Guo Qingquan, Wu Shaojuan, Liang Wenyao, Tan Jianhua, Liu Xiangmei, Yuan Yuxi, Li Xiaohong, Zhao Haishan
School of Chemical Engineering and Light Industry, Guangdong University of Technology, Guangzhou 510006, China.
Guangzhou Quality Supervision and Testing Institute, Guangzhou 511447, China.
J Ethnopharmacol. 2022 Apr 6;287:114963. doi: 10.1016/j.jep.2021.114963. Epub 2021 Dec 28.
Glabridin, extracted from Glycyrrhiza glabra L., is widely used for the treatment of hyperpigmentation because of its anti-inflammatory and antioxidant activities and its ability to inhibit melanin synthesis. This led to the strict regulation of its quality and safety. However, traditional quality control methods used for plant extracts cannot reflect the product quality owing to multiple unknown impurities, which necessitates the further analysis of impurities.
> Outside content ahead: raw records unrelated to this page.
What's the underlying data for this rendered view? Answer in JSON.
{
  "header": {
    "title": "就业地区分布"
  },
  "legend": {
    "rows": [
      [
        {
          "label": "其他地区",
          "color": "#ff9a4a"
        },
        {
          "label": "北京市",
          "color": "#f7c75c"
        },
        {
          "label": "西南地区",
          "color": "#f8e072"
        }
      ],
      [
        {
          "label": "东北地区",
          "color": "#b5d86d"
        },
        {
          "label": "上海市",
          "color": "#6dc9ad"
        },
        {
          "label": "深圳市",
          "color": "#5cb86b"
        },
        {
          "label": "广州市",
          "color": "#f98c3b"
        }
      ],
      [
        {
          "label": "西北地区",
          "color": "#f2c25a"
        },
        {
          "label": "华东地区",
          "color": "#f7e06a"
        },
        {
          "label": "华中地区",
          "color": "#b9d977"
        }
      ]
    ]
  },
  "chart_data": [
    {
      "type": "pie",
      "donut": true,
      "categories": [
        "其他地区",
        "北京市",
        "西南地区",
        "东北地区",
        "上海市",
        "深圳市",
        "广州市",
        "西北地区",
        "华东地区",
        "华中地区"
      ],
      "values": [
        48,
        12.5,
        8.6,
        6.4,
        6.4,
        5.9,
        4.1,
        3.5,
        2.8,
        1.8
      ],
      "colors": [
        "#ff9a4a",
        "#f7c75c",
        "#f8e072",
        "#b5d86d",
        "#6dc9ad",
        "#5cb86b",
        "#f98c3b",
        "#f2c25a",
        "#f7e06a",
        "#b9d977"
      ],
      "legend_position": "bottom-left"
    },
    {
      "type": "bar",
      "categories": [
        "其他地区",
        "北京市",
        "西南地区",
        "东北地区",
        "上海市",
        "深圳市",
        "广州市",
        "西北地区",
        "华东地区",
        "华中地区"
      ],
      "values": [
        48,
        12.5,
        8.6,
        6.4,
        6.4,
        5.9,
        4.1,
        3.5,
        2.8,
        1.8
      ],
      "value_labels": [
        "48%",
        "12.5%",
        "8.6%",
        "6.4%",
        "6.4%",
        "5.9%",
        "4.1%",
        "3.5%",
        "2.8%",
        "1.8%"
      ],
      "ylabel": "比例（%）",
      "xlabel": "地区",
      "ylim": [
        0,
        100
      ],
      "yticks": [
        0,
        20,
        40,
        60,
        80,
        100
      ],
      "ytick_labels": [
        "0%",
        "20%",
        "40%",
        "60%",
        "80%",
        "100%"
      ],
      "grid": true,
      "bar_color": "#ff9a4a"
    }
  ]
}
The study identified the toxic impurities of glabridin and their toxicological mechanism.
In total, 10 glabridin samples from different sources were quantified using high-performance liquid chromatography. Sample toxicities were evaluated using zebrafish and cell models. To identify impurities, samples with different toxicity were analyzed by ultra-high-performance liquid chromatography coupled with quadrupole-Orbitrap mass spectrometry. The toxicity of related impurities was verified in the zebrafish model. Phalloidin stain was used to evaluate subtle changes in myofibril alignment.
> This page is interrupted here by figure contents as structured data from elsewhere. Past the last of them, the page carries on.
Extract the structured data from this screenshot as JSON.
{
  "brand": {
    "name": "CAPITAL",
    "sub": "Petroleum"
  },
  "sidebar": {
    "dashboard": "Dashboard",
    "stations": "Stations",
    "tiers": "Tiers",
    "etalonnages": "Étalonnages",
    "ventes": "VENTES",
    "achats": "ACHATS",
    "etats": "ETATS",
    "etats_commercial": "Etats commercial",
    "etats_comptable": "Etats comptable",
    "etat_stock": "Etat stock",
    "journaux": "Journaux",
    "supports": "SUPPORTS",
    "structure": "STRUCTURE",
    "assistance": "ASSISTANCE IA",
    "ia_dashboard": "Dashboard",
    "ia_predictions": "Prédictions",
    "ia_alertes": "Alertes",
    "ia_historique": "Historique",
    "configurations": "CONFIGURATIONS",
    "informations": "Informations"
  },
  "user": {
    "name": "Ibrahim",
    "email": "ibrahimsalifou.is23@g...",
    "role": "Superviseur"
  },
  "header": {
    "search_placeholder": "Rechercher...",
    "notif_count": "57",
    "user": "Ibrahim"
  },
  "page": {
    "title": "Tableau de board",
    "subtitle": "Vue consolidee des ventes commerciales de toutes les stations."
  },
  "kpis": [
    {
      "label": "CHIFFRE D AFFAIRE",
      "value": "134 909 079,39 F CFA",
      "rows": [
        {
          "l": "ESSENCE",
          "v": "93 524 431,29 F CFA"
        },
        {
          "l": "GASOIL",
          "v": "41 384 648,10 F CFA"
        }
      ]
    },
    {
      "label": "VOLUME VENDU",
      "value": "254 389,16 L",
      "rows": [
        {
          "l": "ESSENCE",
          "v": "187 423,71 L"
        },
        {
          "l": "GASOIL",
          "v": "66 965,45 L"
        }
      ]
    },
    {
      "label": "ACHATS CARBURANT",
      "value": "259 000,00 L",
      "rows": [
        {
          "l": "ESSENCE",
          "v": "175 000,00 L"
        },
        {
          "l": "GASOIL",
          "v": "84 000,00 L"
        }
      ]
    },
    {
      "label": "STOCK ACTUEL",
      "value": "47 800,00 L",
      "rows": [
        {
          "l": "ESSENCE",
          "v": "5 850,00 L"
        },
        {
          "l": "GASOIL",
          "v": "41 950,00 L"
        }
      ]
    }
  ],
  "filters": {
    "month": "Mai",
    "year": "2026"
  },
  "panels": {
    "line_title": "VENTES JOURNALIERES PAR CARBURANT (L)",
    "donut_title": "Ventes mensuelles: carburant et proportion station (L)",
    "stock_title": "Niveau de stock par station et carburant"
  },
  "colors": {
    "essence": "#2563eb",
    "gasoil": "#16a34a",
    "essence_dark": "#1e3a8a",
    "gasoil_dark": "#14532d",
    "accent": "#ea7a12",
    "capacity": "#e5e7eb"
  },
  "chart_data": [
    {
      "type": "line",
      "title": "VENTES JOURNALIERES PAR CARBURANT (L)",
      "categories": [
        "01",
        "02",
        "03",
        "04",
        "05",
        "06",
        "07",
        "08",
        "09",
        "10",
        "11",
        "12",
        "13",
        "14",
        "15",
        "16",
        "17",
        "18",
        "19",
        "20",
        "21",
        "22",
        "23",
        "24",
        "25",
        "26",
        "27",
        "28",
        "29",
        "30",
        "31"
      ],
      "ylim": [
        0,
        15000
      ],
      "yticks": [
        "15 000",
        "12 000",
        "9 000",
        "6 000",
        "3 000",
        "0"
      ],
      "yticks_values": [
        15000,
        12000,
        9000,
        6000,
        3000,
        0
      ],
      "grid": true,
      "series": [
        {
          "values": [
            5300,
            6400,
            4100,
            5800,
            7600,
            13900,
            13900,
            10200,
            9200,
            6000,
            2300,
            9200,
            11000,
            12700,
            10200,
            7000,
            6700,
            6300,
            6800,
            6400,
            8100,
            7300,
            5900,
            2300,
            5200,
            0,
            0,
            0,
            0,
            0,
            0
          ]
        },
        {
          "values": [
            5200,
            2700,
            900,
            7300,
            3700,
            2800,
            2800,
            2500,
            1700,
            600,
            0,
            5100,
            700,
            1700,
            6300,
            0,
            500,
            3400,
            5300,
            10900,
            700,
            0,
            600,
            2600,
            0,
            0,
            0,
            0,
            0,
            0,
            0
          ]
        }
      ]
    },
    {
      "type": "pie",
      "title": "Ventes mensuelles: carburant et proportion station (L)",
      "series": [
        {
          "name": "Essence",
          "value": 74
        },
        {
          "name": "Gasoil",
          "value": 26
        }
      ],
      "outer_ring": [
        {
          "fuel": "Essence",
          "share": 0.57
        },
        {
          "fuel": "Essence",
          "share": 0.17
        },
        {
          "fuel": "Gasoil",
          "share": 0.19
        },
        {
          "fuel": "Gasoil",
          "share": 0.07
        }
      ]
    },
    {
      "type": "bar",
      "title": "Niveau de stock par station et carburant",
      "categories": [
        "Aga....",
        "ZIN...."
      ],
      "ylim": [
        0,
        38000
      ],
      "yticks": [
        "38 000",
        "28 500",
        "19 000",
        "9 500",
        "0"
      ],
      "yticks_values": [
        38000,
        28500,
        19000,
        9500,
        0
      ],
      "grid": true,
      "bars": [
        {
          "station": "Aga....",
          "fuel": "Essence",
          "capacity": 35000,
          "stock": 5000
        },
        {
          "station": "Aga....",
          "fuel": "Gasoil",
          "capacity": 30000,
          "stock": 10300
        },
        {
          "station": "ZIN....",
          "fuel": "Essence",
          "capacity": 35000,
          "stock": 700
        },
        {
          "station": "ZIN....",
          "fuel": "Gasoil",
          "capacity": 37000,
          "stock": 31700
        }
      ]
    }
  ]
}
Although glabridin content in the samples was similar, there were significant differences in toxicity. The results were verified using four different mammalian cell lines. Higher contents of glabrone and glabrol were identified in the sample with the highest toxicity. In the zebrafish model, the addition of glabrol reduced the LC of glabridin to 9.224, 6.229, and 5.370 μM at 48, 72, and 96 h post-fertilization, respectively, whereas glabrone did not have any toxic effect. Phalloidin staining indicated that a glabrol impurity exacerbates the myotoxicity of glabridin in zebrafish embryos.
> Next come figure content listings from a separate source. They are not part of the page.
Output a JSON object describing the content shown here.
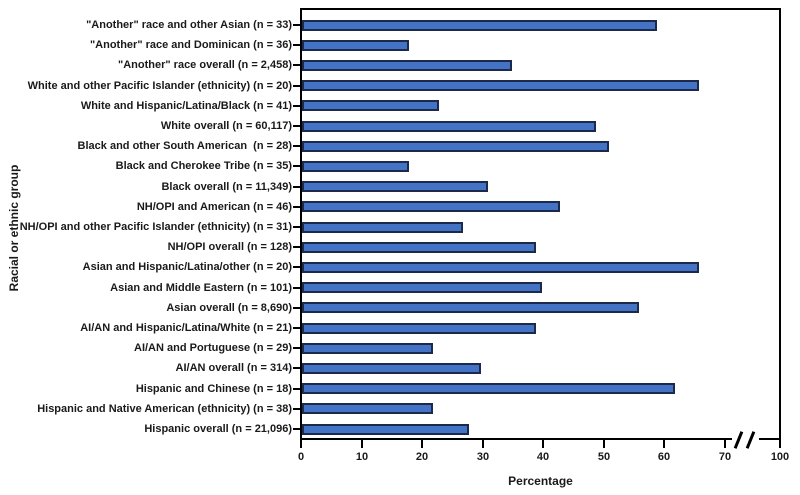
{
  "chart_data": {
    "type": "bar",
    "orientation": "horizontal",
    "title": "",
    "xlabel": "Percentage",
    "ylabel": "Racial or ethnic group",
    "x_ticks": [
      0,
      10,
      20,
      30,
      40,
      50,
      60,
      70,
      100
    ],
    "axis_break_between": [
      70,
      100
    ],
    "xlim_display": [
      0,
      70
    ],
    "grid": false,
    "legend": "none",
    "bar_fill_color": "#4472c4",
    "bar_border_color": "#1b2a4a",
    "axis_color": "#000000",
    "categories": [
      "\"Another\" race and other Asian (n = 33)",
      "\"Another\" race and Dominican (n = 36)",
      "\"Another\" race overall (n = 2,458)",
      "White and other Pacific Islander (ethnicity) (n = 20)",
      "White and Hispanic/Latina/Black (n = 41)",
      "White overall (n = 60,117)",
      "Black and other South American  (n = 28)",
      "Black and Cherokee Tribe (n = 35)",
      "Black overall (n = 11,349)",
      "NH/OPI and American (n = 46)",
      "NH/OPI and other Pacific Islander (ethnicity) (n = 31)",
      "NH/OPI overall (n = 128)",
      "Asian and Hispanic/Latina/other (n = 20)",
      "Asian and Middle Eastern (n = 101)",
      "Asian overall (n = 8,690)",
      "AI/AN and Hispanic/Latina/White (n = 21)",
      "AI/AN and Portuguese (n = 29)",
      "AI/AN overall (n = 314)",
      "Hispanic and Chinese (n = 18)",
      "Hispanic and Native American (ethnicity) (n = 38)",
      "Hispanic overall (n = 21,096)"
    ],
    "values": [
      58,
      17,
      34,
      65,
      22,
      48,
      50,
      17,
      30,
      42,
      26,
      38,
      65,
      39,
      55,
      38,
      21,
      29,
      61,
      21,
      27
    ]
  }
}
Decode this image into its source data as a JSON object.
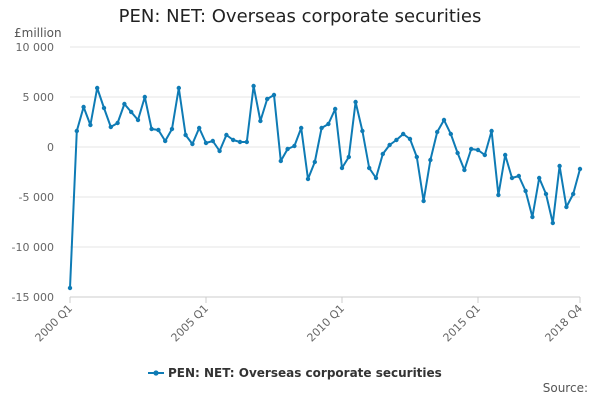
{
  "chart_data": {
    "type": "line",
    "title": "PEN: NET: Overseas corporate securities",
    "ylabel": "£million",
    "xlabel": "",
    "ylim": [
      -15000,
      10000
    ],
    "yticks": [
      10000,
      5000,
      0,
      -5000,
      -10000,
      -15000
    ],
    "ytick_labels": [
      "10 000",
      "5 000",
      "0",
      "-5 000",
      "-10 000",
      "-15 000"
    ],
    "xtick_labels": [
      "2000 Q1",
      "2005 Q1",
      "2010 Q1",
      "2015 Q1",
      "2018 Q4"
    ],
    "xtick_index": [
      0,
      20,
      40,
      60,
      75
    ],
    "grid": true,
    "legend_position": "bottom",
    "series": [
      {
        "name": "PEN: NET: Overseas corporate securities",
        "color": "#0e7bb5",
        "values": [
          -14100,
          1600,
          4000,
          2200,
          5900,
          3900,
          2000,
          2400,
          4300,
          3500,
          2700,
          5000,
          1800,
          1700,
          600,
          1800,
          5900,
          1200,
          300,
          1900,
          400,
          600,
          -400,
          1200,
          700,
          500,
          500,
          6100,
          2600,
          4800,
          5200,
          -1400,
          -200,
          100,
          1900,
          -3200,
          -1500,
          1900,
          2300,
          3800,
          -2100,
          -1000,
          4500,
          1600,
          -2100,
          -3100,
          -700,
          200,
          700,
          1300,
          800,
          -1000,
          -5400,
          -1300,
          1500,
          2700,
          1300,
          -600,
          -2300,
          -200,
          -300,
          -800,
          1600,
          -4800,
          -800,
          -3100,
          -2900,
          -4400,
          -7000,
          -3100,
          -4700,
          -7600,
          -1900,
          -6000,
          -4700,
          -2200
        ]
      }
    ]
  },
  "source_label": "Source:"
}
Glabrol, but not glabrone, was identified as a key impurity that increased glabridin toxicity. This finding indicates that controlling glabrol content is necessary during glabridin product production.
光甘草定是从光果甘草中提取的,因其具有抗炎、抗氧化活性以及抑制黑色素合成的能力,被广泛用于治疗色素沉着。这导致了对其质量和安全性的严格监管。然而,由于存在多种未知杂质,用于植物提取物的传统质量控制方法无法反映产品质量,因此有必要对杂质进行进一步分析。
本研究旨在鉴定光甘草定的有毒杂质及其毒理学机制。
总共使用高效液相色谱法对10个不同来源的光甘草定样品进行了定量分析。使用斑马鱼和细胞模型评估样品的毒性。为了鉴定杂质,采用超高效液相色谱-四极杆-轨道阱质谱联用技术对具有不同毒性的样品进行了分析。在斑马鱼模型中验证了相关杂质的毒性。使用鬼笔环肽染色评估肌原纤维排列的细微变化。
尽管样品中的光甘草定含量相似,但毒性存在显著差异。使用四种不同的哺乳动物细胞系验证了结果。在毒性最高的样品中鉴定出较高含量的光甘草酮和光甘草醇。在斑马鱼模型中,添加光甘草醇后,受精后48、72和96小时时光甘草定的半数致死浓度分别降至9.224、6.229和5.370μM,而光甘草酮没有任何毒性作用。鬼笔环肽染色表明,光甘草醇杂质会加剧光甘草定对斑马鱼胚胎的肌毒性。
光甘草醇而非光甘草酮被鉴定为增加光甘草定毒性的关键杂质。这一发现表明,在光甘草定产品生产过程中控制光甘草醇含量是必要的。